Debunking 11 myths about the 2013 NBA Finals

Soobum Im-USA TODAY Sports

The Hook takes a look at a number of stupid themes revolving around the Finals and dismisses them.

The NBA Finals are here. You'll be unsurprised to learn that there is SO MUCH AT STAKE. Legacies, theories, pantheon placement, inner truths, blah blah blah blah blah. This is an attempt to debunk 11 of those ... things that have popped up since the Heat earned their berth this week. Only a minority of them are straw men.

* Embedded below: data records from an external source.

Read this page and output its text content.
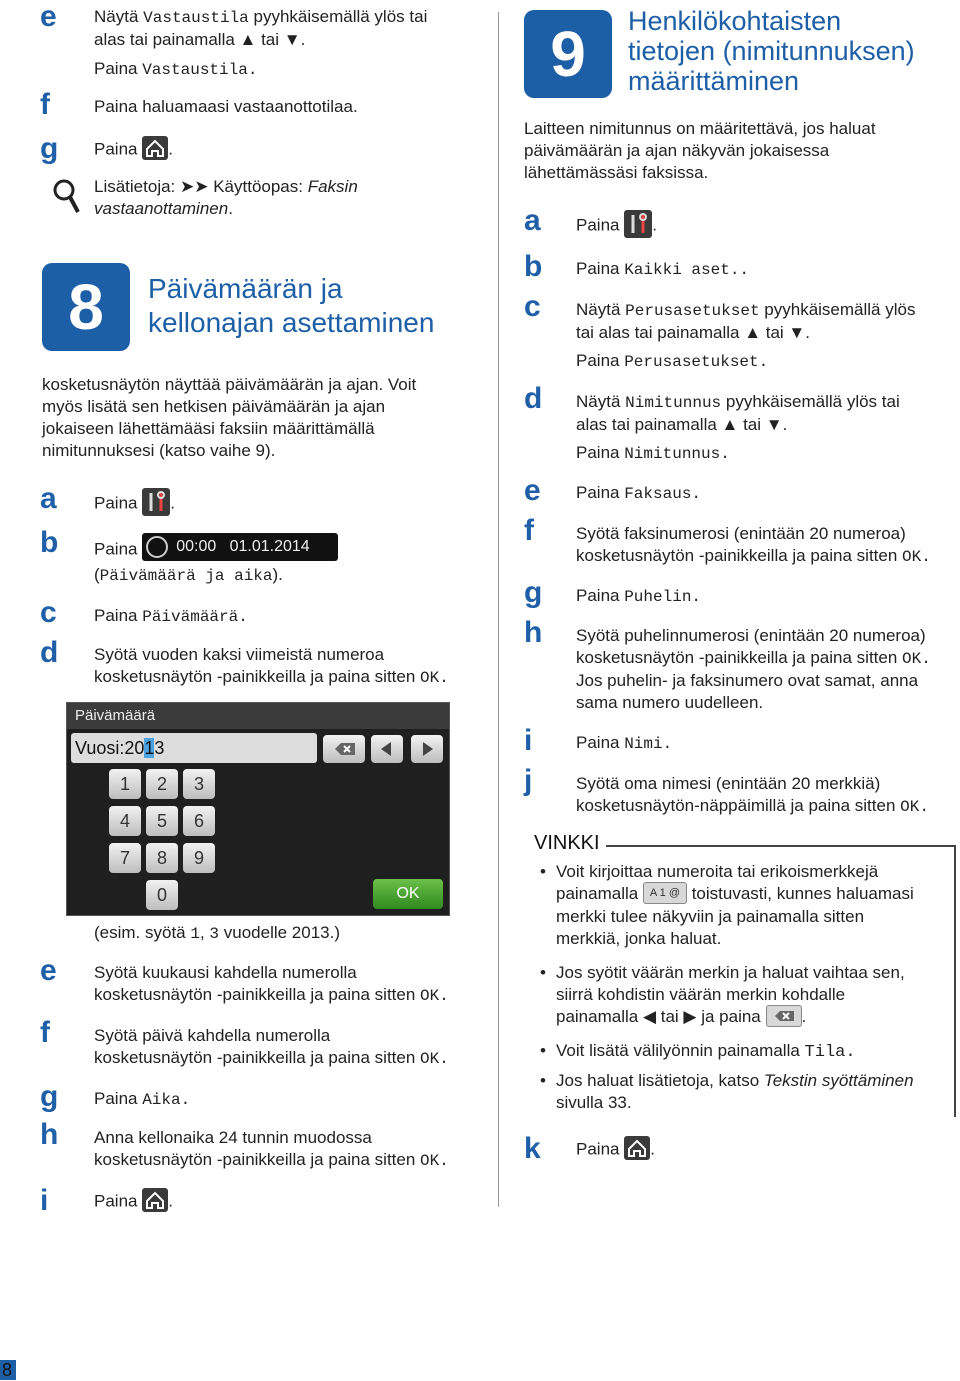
e Näytä Vastaustila pyyhkäisemällä ylös tai
alas tai painamalla ▲ tai ▼.
Paina Vastaustila.
f	Paina haluamaasi vastaanottotilaa.
g Paina .
Lisätietoja: ➤➤ Käyttöopas: Faksin
vastaanottaminen.
8	Päivämäärän ja
kellonajan asettaminen
kosketusnäytön näyttää päivämäärän ja ajan. Voit
myös lisätä sen hetkisen päivämäärän ja ajan
jokaiseen lähettämääsi faksiin määrittämällä
nimitunnuksesi (katso vaihe 9).
a Paina .
b Paina 00:00 01.01.2014
(Päivämäärä ja aika).
c Paina Päivämäärä.
d Syötä vuoden kaksi viimeistä numeroa
kosketusnäytön -painikkeilla ja paina sitten OK.
Päivämäärä
Vuosi:2013
1	2	3
4	5	6
7	8	9
0	OK
(esim. syötä 1, 3 vuodelle 2013.)
e Syötä kuukausi kahdella numerolla
kosketusnäytön -painikkeilla ja paina sitten OK.
f	Syötä päivä kahdella numerolla
kosketusnäytön -painikkeilla ja paina sitten OK.
g Paina Aika.
h Anna kellonaika 24 tunnin muodossa
kosketusnäytön -painikkeilla ja paina sitten OK.
i	Paina .
9	Henkilökohtaisten
tietojen (nimitunnuksen)
määrittäminen
Laitteen nimitunnus on määritettävä, jos haluat
päivämäärän ja ajan näkyvän jokaisessa
lähettämässäsi faksissa.
a Paina .
b Paina Kaikki aset..
c Näytä Perusasetukset pyyhkäisemällä ylös
tai alas tai painamalla ▲ tai ▼.
Paina Perusasetukset.
d Näytä Nimitunnus pyyhkäisemällä ylös tai
alas tai painamalla ▲ tai ▼.
Paina Nimitunnus.
e Paina Faksaus.
f Syötä faksinumerosi (enintään 20 numeroa)
kosketusnäytön -painikkeilla ja paina sitten OK.
g Paina Puhelin.
h Syötä puhelinnumerosi (enintään 20 numeroa)
kosketusnäytön -painikkeilla ja paina sitten OK.
Jos puhelin- ja faksinumero ovat samat, anna
sama numero uudelleen.
i	Paina Nimi.
j	Syötä oma nimesi (enintään 20 merkkiä)
kosketusnäytön-näppäimillä ja paina sitten OK.
VINKKI
• Voit kirjoittaa numeroita tai erikoismerkkejä
painamalla A 1 @ toistuvasti, kunnes haluamasi
merkki tulee näkyviin ja painamalla sitten
merkkiä, jonka haluat.
• Jos syötit väärän merkin ja haluat vaihtaa sen,
siirrä kohdistin väärän merkin kohdalle
painamalla ◀ tai ▶ ja paina .
• Voit lisätä välilyönnin painamalla Tila.
• Jos haluat lisätietoja, katso Tekstin syöttäminen
sivulla 33.
k Paina .
8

1. In no way will Game 1 decide the series. The result of Game 1 won't even suggest what type of series this will be. As proof, I submit Game 1 of the 2012 Finals, which the Oklahoma City Thunder won by 11. The Heat won the next four games for the gentlemen's sweep. Of course, that Thunder win came at home; a Spurs win in Miami would be different in that it would shift the balance of home court advantage. But the Heat have shown they can win on the road against very good teams, and the Spurs dropped a game in San Antonio to the Warriors earlier this postseason. Game 1 simply gets one of the teams closer to their goal of four wins and could potentially shift home court advantage. That's it. A loss by either team does not remotely foretell doom.

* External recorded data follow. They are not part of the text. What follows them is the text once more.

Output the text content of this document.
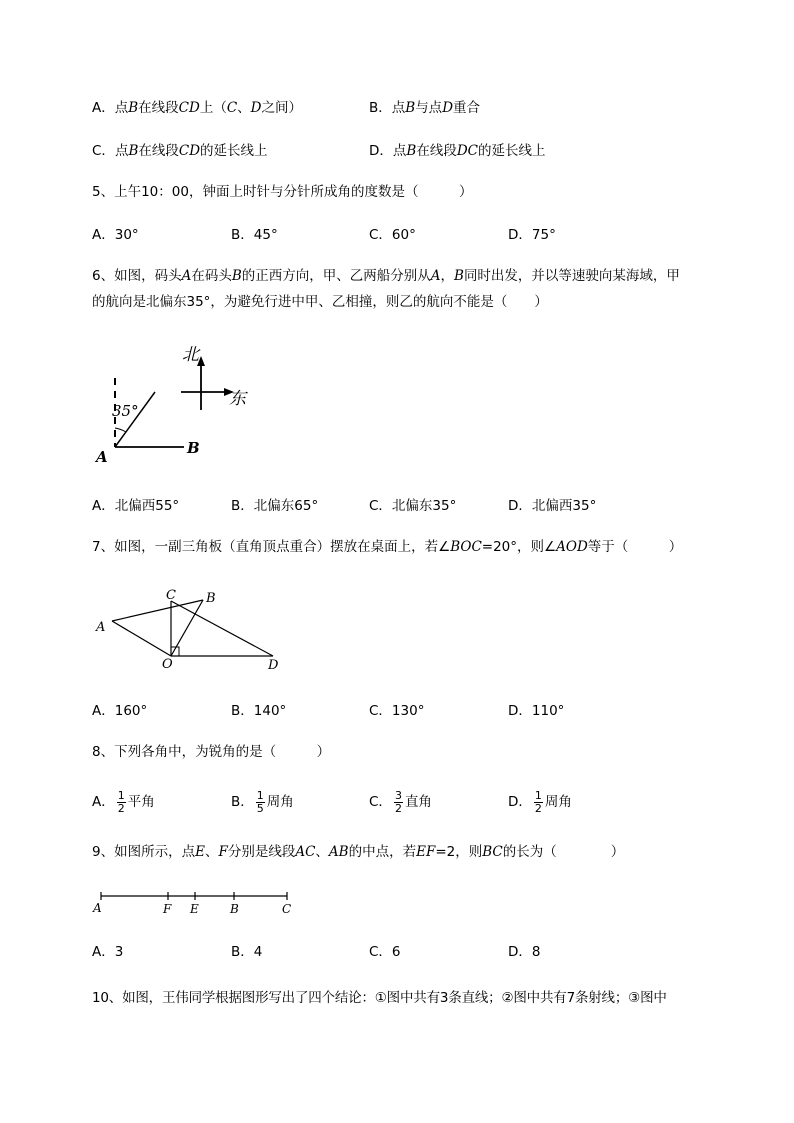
A．点B在线段CD上（C、D之间）	B．点B与点D重合
C．点B在线段CD的延长线上	D．点B在线段DC的延长线上
5、上午10：00，钟面上时针与分针所成角的度数是（　　　）
A．30°	B．45°	C．60°	D．75°
6、如图，码头A在码头B的正西方向，甲、乙两船分别从A，B同时出发，并以等速驶向某海域，甲
的航向是北偏东35°，为避免行进中甲、乙相撞，则乙的航向不能是（　　）
35°
A	B
北
东
A．北偏西55°	B．北偏东65°	C．北偏东35°	D．北偏西35°
7、如图，一副三角板（直角顶点重合）摆放在桌面上，若∠BOC=20°，则∠AOD等于（　　　）
A
C B
O	D
A．160°	B．140°	C．130°	D．110°
8、下列各角中，为锐角的是（　　　）
A． $\frac{1}{2}$ 平角	B． $\frac{1}{5}$ 周角	C． $\frac{3}{2}$ 直角	D． $\frac{1}{2}$ 周角
9、如图所示，点E、F分别是线段AC、AB的中点，若EF=2，则BC的长为（　　　　）
A	F E	B	C
A．3	B．4	C．6	D．8
10、如图，王伟同学根据图形写出了四个结论：①图中共有3条直线；②图中共有7条射线；③图中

2. This series will not determine whether the Spurs are a dynasty. It has been six years since San Antonio made the Finals. Rulers don't go on vacation for six years. I prefer to think of dynasties how historians typically do: periods of uninterrupted rule. In my book, a three-peat gets you a dynasty. Regardless, the Spurs are on a totally incredible run that exceeds in length even the Magic-Bird teams of the '80s. Isn't that enough?

3. In no way does this series decide whether LeBron James is a legend, a true MVP, the G.O.A.T., a fraud, an underachiever, immortal or anything else. LeBron has four undisputed, hard-earned MVP trophies and one Finals MVP. He has impeccable numbers. This is his eighth consecutive postseason, and he has never lost in the first round. This is his fourth Finals appearance in 10 seasons, and he has been the undisputed best player on his team heading into each. Also, he's only 28, so he has as many as 12 years remaining to continue to build his legacy.

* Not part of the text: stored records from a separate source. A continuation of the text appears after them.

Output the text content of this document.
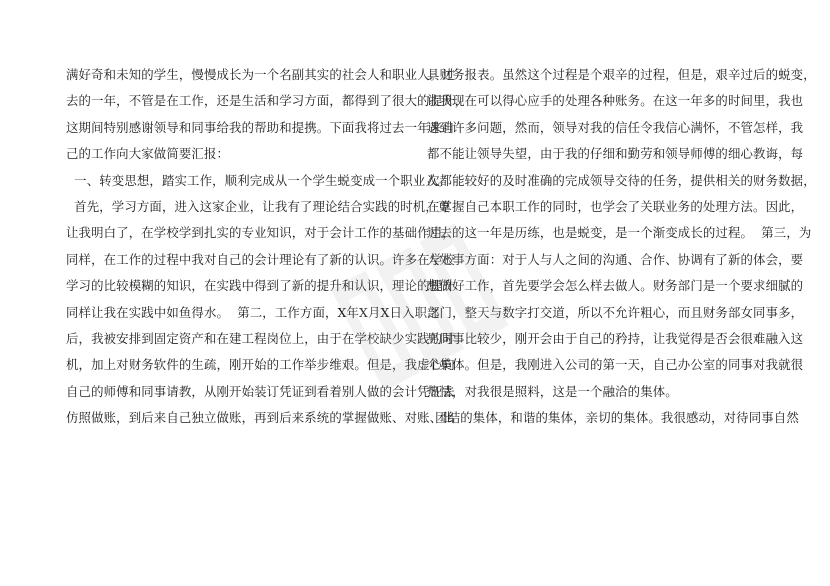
满好奇和未知的学生，慢慢成长为一个名副其实的社会人和职业人。过
去的一年，不管是在工作，还是生活和学习方面，都得到了很大的提升，
这期间特别感谢领导和同事给我的帮助和提携。下面我将过去一年来自
己的工作向大家做简要汇报：
一、转变思想，踏实工作，顺利完成从一个学生蜕变成一个职业人。
首先，学习方面，进入这家企业，让我有了理论结合实践的时机，更
让我明白了，在学校学到扎实的专业知识，对于会计工作的基础作用，
同样，在工作的过程中我对自己的会计理论有了新的认识。许多在学校
学习的比较模糊的知识，在实践中得到了新的提升和认识，理论的提升
同样让我在实践中如鱼得水。  第二，工作方面，X年X月X日入职之
后，我被安排到固定资产和在建工程岗位上，由于在学校缺少实践的时
机，加上对财务软件的生疏，刚开始的工作举步维艰。但是，我虚心向
自己的师傅和同事请教，从刚开始装订凭证到看着别人做的会计凭证去
仿照做账，到后来自己独立做账，再到后来系统的掌握做账、对账、出
具财务报表。虽然这个过程是个艰辛的过程，但是，艰辛过后的蜕变，
让我现在可以得心应手的处理各种账务。在这一年多的时间里，我也
遇到许多问题，然而，领导对我的信任令我信心满怀，不管怎样，我
都不能让领导失望，由于我的仔细和勤劳和领导师傅的细心教诲，每
次都能较好的及时准确的完成领导交待的任务，提供相关的财务数据，
在掌握自己本职工作的同时，也学会了关联业务的处理方法。因此，
过去的这一年是历练，也是蜕变，是一个渐变成长的过程。  第三，为
人处事方面：对于人与人之间的沟通、合作、协调有了新的体会，要
想做好工作，首先要学会怎么样去做人。财务部门是一个要求细腻的
部门，整天与数字打交道，所以不允许粗心，而且财务部女同事多，
男同事比较少，刚开会由于自己的矜持，让我觉得是否会很难融入这
个集体。但是，我刚进入公司的第一天，自己办公室的同事对我就很
热情，对我很是照料，这是一个融洽的集体。
团结的集体，和谐的集体，亲切的集体。我很感动，对待同事自然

Another ring would be most excellent for his legacy; if he doesn't finish with a good number of them, he will be looked at differently than the greats with multiple championships. But this series says nothing about next year, or the up to 11 that may follow. Seriously, Tim Duncan is 36 and doing this thing and people think LeBron's legacy will be made or broken at age 28?

4. If Erik Spoelstra is outcoached, it does not mean he needs to be replaced. He's going up against Gregg Popovich. Gregg Freaking Popovich. If a player lost a 1-on-1 game to LeBron, would you say that player is useless? You have to look at the competition. Pop has made a lot of coaches look bad. It's because he's incredible. Don't hold Pop's sublime excellence against Spoelstra. It's an impossible measuring stick.

5. There is absolutely no reason the NBA should want Miami to beat San Antonio for the title, so your conspiracy theories are better suited to Wikipedia talk pages for the Contra affair or Tupac.

6. Nothing Tony Parker can do in the Finals will retroactively make it unfair that he didn't finish higher in the voting for the regular season MVP award. Voters are not automatically stupid if Parker goes off. NBA writers are not fortune tellers (with one exception).

7. Flopping does not foretell the doom of the NBA, does not indicate that either team does not deserve to be in the Finals, does not rot the integrity of the game, will not actually decide any game in the series or the series in total, is not remotely new, is not a rampant scourge, does not make the NBA unwatchable, is not solely practiced by the Spurs and Heat, and is really not nearly as much of a big deal as certain people make it. Honestly now. You know when your league is doing pretty well? When it's biggest crisis is that its players occasionally exaggerate contact in primarily non-critical moments of the game.

8. The referees do matter, but they really don't matter nearly as much as you think. The biggest impact refs make is in knocking players out of the game with technicals, flagrants, ejections and, late in games, foul calls. So unless Joey Crawford gets into a lather (a distinct possibility), the refs really aren't going to have a huge role in deciding the championship.

9. Tim Duncan is a legend and the greatest power forward ever, period. Another championship 14 years after his first would be an amazing exclamation mark on his career. But losing in these Finals does nothing to diminish his legacy. Failing to get one from his thumb in no way mars his career or tarnishes his shine. He's not even supposed to be here today.

10. The Heat are not "the bad guys" here. There are no "bad guys" because THIS IS BASKETBALL, not war or even politics. But if you desperately need a villain to enjoy something competitive, Tony Parker makes a pretty compelling case.

11. Miami is not less deserving of a championship than any other city. Fandom is not a competition. So you get to your seats before Miami Fan did, and you scream louder even for a worse team, and you stay to the bitter end during even blowouts? Cool, man. You deserve a trophy. Here's your trophy.


Display it proudly.

There are three key exceptions to the "Miami fans are not worse than other NBA fans" rule: this, this and this.


It's the NBA Finals! It's the Heat and Spurs! Sit back and enjoy and don't pay attention to what everyone says it means.